Living with the threat of a shutdown, even a partial one, is nearly as bad as the actual thing, according to former Homeland Security Department officials who helped lead it through the last shut down less than two years ago.
Former Acting Deputy Secretary Rafael Borras and former Acting Undersecretary for Management Chris Cummiskey shared their memories of the two weeks in October 2013 with Federal News Radio. They remembered the long hours spent in preparation, the blow to employees’ morale, the uncertainty surrounding major projects and, after the shutdown ended, the slow ramp up to normal operations.
DHS again will face that scenario if Congress fails to pass a spending bill by midnight Friday, when the continuing resolution that now funds the department expires.
In some respects, a shutdown now will be worse for the department than the one that engulfed the government in 2013, said Cummiskey.
“At least you knew there were a lot of folks in the same hopper and so you felt it was a larger effort,” he said. “This time, when it’s targeted just to DHS, it further feeds some of the difficulties the department is having around morale and employee engagement.”
Homeland Security Secretary Secretary Jeh Johnson has said that the vast majority of DHS employees would have to work without pay in the case of a shutdown because their jobs are considered essential to national security. The 30,000 employees who are furloughed would include many headquarters personnel.
Borras remembers playing the dual parts of leader and cheerleader during the October 2013 shutdown, as he tried to maintain the morale of his direct reports and organizational leaders. DHS’ Nebraska Avenue headquarters looked like “a virtual ghost town” during the 2013 shutdown, he said.
There was “very, very limited ability to do any planning or coordination from a headquarters standpoint,” he said. “You spend most of your time monitoring the execution and fidelity of the shutdown process to make sure you’re in compliance with the law.”

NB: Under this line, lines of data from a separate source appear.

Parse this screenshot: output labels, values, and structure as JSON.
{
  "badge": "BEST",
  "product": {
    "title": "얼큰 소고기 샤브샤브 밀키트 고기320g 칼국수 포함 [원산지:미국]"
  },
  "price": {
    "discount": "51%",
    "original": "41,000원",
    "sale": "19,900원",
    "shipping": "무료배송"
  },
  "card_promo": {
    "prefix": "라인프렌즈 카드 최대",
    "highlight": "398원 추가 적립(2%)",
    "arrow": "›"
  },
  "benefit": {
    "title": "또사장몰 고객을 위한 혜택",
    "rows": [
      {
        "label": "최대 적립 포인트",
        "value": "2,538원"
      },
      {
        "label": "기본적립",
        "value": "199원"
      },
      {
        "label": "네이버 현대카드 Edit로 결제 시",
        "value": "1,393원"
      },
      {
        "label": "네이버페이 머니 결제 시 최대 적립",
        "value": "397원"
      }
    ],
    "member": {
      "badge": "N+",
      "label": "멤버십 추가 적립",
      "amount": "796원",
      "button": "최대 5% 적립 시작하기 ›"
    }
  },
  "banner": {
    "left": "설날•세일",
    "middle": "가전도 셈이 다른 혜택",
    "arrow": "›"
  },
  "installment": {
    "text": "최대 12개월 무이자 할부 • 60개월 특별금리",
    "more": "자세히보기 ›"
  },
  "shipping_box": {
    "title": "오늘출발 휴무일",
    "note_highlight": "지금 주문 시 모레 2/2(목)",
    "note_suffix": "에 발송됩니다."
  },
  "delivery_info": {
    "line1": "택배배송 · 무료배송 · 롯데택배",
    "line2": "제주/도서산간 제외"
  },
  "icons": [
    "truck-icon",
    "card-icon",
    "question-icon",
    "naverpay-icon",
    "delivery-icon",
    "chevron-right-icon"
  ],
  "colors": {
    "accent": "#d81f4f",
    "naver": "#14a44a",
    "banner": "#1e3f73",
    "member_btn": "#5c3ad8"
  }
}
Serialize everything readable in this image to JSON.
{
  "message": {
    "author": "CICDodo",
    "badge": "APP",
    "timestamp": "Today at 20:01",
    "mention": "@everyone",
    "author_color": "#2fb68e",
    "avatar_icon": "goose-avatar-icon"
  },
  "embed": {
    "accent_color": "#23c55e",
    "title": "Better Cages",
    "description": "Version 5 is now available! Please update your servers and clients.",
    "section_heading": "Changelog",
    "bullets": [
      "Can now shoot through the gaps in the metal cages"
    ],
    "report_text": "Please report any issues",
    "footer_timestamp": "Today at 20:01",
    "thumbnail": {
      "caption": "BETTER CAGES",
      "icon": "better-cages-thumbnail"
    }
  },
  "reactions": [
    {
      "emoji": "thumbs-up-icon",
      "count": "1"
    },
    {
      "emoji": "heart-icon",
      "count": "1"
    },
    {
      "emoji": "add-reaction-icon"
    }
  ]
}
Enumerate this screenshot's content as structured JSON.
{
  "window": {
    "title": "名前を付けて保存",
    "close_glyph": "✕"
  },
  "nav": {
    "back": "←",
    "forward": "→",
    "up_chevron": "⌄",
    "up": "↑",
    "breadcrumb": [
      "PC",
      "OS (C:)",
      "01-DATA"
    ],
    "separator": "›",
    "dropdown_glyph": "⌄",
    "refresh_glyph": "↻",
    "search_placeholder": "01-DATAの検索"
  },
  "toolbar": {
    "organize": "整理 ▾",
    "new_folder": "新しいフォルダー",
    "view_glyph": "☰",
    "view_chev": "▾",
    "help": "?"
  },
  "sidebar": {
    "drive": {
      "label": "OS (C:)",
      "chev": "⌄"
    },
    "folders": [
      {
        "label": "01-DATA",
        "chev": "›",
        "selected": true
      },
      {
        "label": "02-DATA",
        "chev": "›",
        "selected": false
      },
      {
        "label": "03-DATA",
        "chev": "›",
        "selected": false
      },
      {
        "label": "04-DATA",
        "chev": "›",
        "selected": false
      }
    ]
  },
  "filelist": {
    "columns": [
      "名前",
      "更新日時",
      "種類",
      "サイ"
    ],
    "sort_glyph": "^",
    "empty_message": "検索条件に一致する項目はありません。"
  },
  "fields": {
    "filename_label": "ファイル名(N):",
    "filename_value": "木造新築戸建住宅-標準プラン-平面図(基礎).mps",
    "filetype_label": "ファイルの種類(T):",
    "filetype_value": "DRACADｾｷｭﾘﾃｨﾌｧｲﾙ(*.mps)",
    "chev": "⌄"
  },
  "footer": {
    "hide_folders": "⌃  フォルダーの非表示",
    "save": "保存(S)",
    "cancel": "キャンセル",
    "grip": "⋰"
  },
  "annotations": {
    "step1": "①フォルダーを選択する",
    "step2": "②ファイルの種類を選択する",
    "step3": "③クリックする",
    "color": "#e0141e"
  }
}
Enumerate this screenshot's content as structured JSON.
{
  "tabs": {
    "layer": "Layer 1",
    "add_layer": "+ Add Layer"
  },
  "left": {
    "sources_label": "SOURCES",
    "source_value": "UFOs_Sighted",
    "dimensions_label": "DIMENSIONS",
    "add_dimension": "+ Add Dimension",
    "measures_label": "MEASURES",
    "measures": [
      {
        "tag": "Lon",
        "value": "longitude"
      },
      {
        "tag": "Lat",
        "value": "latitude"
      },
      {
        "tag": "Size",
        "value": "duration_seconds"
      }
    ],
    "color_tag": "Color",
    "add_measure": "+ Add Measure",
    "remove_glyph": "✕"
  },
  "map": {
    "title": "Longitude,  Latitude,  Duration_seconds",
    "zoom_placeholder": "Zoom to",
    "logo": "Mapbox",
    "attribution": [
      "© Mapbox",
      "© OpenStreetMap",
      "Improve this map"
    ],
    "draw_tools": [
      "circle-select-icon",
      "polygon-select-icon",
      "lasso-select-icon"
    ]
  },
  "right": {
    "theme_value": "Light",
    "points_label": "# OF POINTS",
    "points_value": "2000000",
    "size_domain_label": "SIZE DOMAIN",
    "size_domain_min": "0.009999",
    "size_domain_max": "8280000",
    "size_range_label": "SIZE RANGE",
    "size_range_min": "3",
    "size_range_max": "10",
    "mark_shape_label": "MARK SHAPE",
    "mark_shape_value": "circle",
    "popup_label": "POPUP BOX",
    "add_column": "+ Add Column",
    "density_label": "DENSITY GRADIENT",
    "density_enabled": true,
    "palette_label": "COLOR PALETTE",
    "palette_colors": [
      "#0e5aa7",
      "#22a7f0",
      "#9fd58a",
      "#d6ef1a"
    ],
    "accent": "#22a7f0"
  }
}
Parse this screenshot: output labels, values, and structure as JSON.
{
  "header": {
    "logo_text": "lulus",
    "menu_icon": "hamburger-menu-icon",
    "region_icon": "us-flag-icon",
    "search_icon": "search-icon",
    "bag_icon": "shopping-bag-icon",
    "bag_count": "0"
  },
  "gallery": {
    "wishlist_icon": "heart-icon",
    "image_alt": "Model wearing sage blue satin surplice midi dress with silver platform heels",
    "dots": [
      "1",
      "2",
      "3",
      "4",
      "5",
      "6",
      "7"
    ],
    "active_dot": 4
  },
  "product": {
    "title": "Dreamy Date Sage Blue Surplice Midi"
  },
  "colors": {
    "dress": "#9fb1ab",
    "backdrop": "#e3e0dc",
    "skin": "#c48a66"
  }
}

Johnson has warned that DHS headquarters’ efforts to monitor dangers, from the Islamic State to illegal immigration to severe weather events would be hampered during a shutdown.
With all but 15 percent of DHS employees expected to work after Friday regardless, some have questioned whether the public would even notice a shutdown.
“You don’t notice it on day one, but the longer it goes on, the more disruptive and troublesome it is for the department because you have a lot of these support functions that are aiding the leadership of the department, keeping procurement on track and so on,” he said. “It’s detrimental to taxpayers because it elongates programs. It’s an inefficient use of dollars and it creates uncertainty in the workforce.”
Technology acquisition programs will suffer much of the pain because, while they are big and costly, most are not considered essential, he said. They end up missing deadlines for milestones. During the October 2013 shutdown, DHS’ Continuous Diagnostics Monitoring program lost both time and money, he recalled.
“When you pull a month out, and spend months on either side preparing for a shutdown or coming out of one, it isn’t a seamless movement to get things running again,” he said.
Damage is already done
Regardless of whether the shutdown occurs at the end of the week, some damage already has occurred, said Borras and Cummiskey.
The repeated continuous resolutions take their toll on the department’s abilities to plan and invest in major projects. Should Congress pass another CR this week, it would prolong the uncertainty surrounding the department’s budget, Borras said. Even in the best-case scenario, in which Congress passes a spending bill for the rest of this fiscal year, doubts will linger, he said.
“It’s not just a distraction and an impact on the hear and now, but it has a tremendous impact on the medium and the long-term because you have little to no ability and/or confidence to say, ‘Hey, are we going to have 3 or 4 years of straight appropriations so we can get to business as usual?’ We haven’t had that since before 2010. That’s a long run,” he said.